At the same time, we must recognize the complexity and power of technical forms of knowledge and think about ways of democratizing these. When knowledge is synonymous with power the only possible result is a government that manages uncertainty (informed by science) and a population that obeys; just the opposite of the Zapatista slogan. But if we think about knowledge as a form of responsibility that confronts the unknown, risk becomes a shared territory we can get to know better by democratizing technical knowledge, if as a society we engage with the different layers — technical and experiential — that make up the dramatic situation we are experiencing.

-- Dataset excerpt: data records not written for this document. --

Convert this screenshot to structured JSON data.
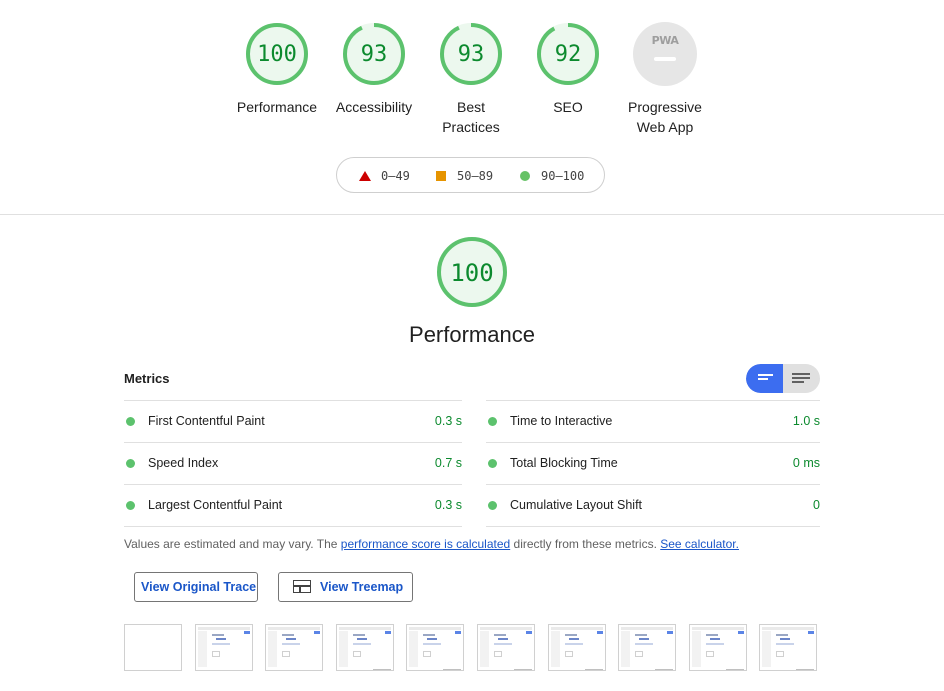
{
  "categories": [
    {
      "score": "100",
      "label": "Performance",
      "fraction": 1.0
    },
    {
      "score": "93",
      "label": "Accessibility",
      "fraction": 0.93
    },
    {
      "score": "93",
      "label": "Best Practices",
      "label_lines": [
        "Best",
        "Practices"
      ],
      "fraction": 0.93
    },
    {
      "score": "92",
      "label": "SEO",
      "fraction": 0.92
    },
    {
      "score": "",
      "label": "Progressive Web App",
      "label_lines": [
        "Progressive",
        "Web App"
      ],
      "badge": "PWA"
    }
  ],
  "legend": {
    "fail": "0–49",
    "average": "50–89",
    "pass": "90–100"
  },
  "performance": {
    "score": "100",
    "title": "Performance",
    "fraction": 1.0
  },
  "metrics": {
    "heading": "Metrics",
    "left": [
      {
        "name": "First Contentful Paint",
        "value": "0.3 s"
      },
      {
        "name": "Speed Index",
        "value": "0.7 s"
      },
      {
        "name": "Largest Contentful Paint",
        "value": "0.3 s"
      }
    ],
    "right": [
      {
        "name": "Time to Interactive",
        "value": "1.0 s"
      },
      {
        "name": "Total Blocking Time",
        "value": "0 ms"
      },
      {
        "name": "Cumulative Layout Shift",
        "value": "0"
      }
    ]
  },
  "note": {
    "prefix": "Values are estimated and may vary. The ",
    "link1": "performance score is calculated",
    "middle": " directly from these metrics. ",
    "link2": "See calculator."
  },
  "buttons": {
    "trace": "View Original Trace",
    "treemap": "View Treemap"
  },
  "colors": {
    "pass": "#0c8a2e",
    "pass_fill": "#5cc26d",
    "average": "#e69400",
    "fail": "#cc0000",
    "link": "#1a56c8",
    "toggle_active": "#3c6df0"
  }
}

The virus is not the bug itself: it inhabits our ways of living, our interdependencies. Living with it means rethinking the ways we live as a society. We need a different political imagination capable of creating synergies and bridging the gap between “experts” and “patients”, one capable of putting social actors and public actors in democratic relation to each other. This means confronting the business-driven forms that shape our world, whether through cooperatives or ethical businesses that are making an honest contribution to this moment. It also means confronting the immensely powerful corporations that are abusing their power in this critical moment. Lastly, constructing a different political imagination means putting our own ethics at risk within the present context, ethics that more than ever must be re-conceived to recognize that the conditions and possibilities of our actions are changing in profound ways.

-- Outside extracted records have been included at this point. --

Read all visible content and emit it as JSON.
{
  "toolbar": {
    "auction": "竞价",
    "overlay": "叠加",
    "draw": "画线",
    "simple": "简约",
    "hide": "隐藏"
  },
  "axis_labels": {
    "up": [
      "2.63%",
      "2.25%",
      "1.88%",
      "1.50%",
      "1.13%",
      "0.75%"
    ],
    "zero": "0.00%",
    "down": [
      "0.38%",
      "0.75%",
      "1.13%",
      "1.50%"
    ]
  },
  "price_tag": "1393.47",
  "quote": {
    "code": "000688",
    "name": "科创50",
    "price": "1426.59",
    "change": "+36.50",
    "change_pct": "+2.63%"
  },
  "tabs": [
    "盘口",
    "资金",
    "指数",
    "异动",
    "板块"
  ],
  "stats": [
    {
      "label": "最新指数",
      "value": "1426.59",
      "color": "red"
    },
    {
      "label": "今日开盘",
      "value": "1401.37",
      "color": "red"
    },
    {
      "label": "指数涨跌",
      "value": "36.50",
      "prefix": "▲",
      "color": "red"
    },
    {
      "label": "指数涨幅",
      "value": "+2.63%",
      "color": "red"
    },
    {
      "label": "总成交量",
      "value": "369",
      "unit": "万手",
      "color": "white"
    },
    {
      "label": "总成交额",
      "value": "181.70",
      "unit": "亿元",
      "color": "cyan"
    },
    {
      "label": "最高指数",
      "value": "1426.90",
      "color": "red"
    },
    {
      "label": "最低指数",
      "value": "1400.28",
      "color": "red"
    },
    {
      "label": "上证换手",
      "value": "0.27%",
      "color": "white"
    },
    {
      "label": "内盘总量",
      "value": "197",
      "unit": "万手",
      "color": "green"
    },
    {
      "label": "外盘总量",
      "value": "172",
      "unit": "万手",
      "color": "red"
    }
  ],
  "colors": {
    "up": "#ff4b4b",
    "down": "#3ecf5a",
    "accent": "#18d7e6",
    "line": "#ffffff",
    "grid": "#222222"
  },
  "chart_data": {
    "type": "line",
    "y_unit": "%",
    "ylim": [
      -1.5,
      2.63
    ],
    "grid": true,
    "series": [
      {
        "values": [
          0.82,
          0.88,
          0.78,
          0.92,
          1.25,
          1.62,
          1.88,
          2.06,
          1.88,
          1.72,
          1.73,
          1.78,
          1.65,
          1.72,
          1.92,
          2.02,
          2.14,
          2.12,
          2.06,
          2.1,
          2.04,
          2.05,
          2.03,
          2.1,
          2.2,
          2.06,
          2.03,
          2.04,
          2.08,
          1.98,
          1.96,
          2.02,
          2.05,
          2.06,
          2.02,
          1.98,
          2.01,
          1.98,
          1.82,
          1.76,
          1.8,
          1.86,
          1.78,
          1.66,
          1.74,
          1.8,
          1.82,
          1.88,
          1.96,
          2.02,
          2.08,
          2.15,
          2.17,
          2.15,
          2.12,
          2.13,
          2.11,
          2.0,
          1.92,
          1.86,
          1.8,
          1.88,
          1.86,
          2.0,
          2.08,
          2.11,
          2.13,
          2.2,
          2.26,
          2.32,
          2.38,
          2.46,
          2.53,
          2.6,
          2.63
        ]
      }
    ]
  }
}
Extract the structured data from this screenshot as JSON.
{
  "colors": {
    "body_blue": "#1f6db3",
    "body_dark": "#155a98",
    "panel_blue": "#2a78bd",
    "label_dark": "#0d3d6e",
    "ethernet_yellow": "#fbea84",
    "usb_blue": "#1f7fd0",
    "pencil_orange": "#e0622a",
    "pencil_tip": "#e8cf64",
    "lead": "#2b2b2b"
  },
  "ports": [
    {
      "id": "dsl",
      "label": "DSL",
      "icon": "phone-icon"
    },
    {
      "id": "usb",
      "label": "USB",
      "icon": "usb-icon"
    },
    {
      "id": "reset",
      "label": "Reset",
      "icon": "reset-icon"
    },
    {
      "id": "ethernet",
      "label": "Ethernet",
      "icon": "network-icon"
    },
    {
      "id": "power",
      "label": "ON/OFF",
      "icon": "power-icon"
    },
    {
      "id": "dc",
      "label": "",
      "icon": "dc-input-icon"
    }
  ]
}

The practices of ACT UP 7, the union of people with AIDS in the 80s and 90s, taught us important lessons: we are not objects, “we are not patients, we are not patient”. We want to know and to be the protagonists of our own recovery, because we are the information needed to fight the virus, we are the actors that can open an alternate path. ACT UP blazed that trail in the midst of a thousand hardships and mourning, and with all the complexities that accompany critical responsibility: when it comes to revealing the contradictions in the system but also when it comes to facing the dramatic reinvention of the world, of our world, that the present situation imposes upon us. We must imagine public policies and common practices that might fulfill this possibility, updating it to our times: the alliance between forms of knowledge, experiences and resources. If we do not, the neoliberal logic of production will immediately return to organize new and even more dangerous forms of exploitation. And we will go back to being mere transmitters of contagion, unconscious agents requiring control, the passive objects of public health policy.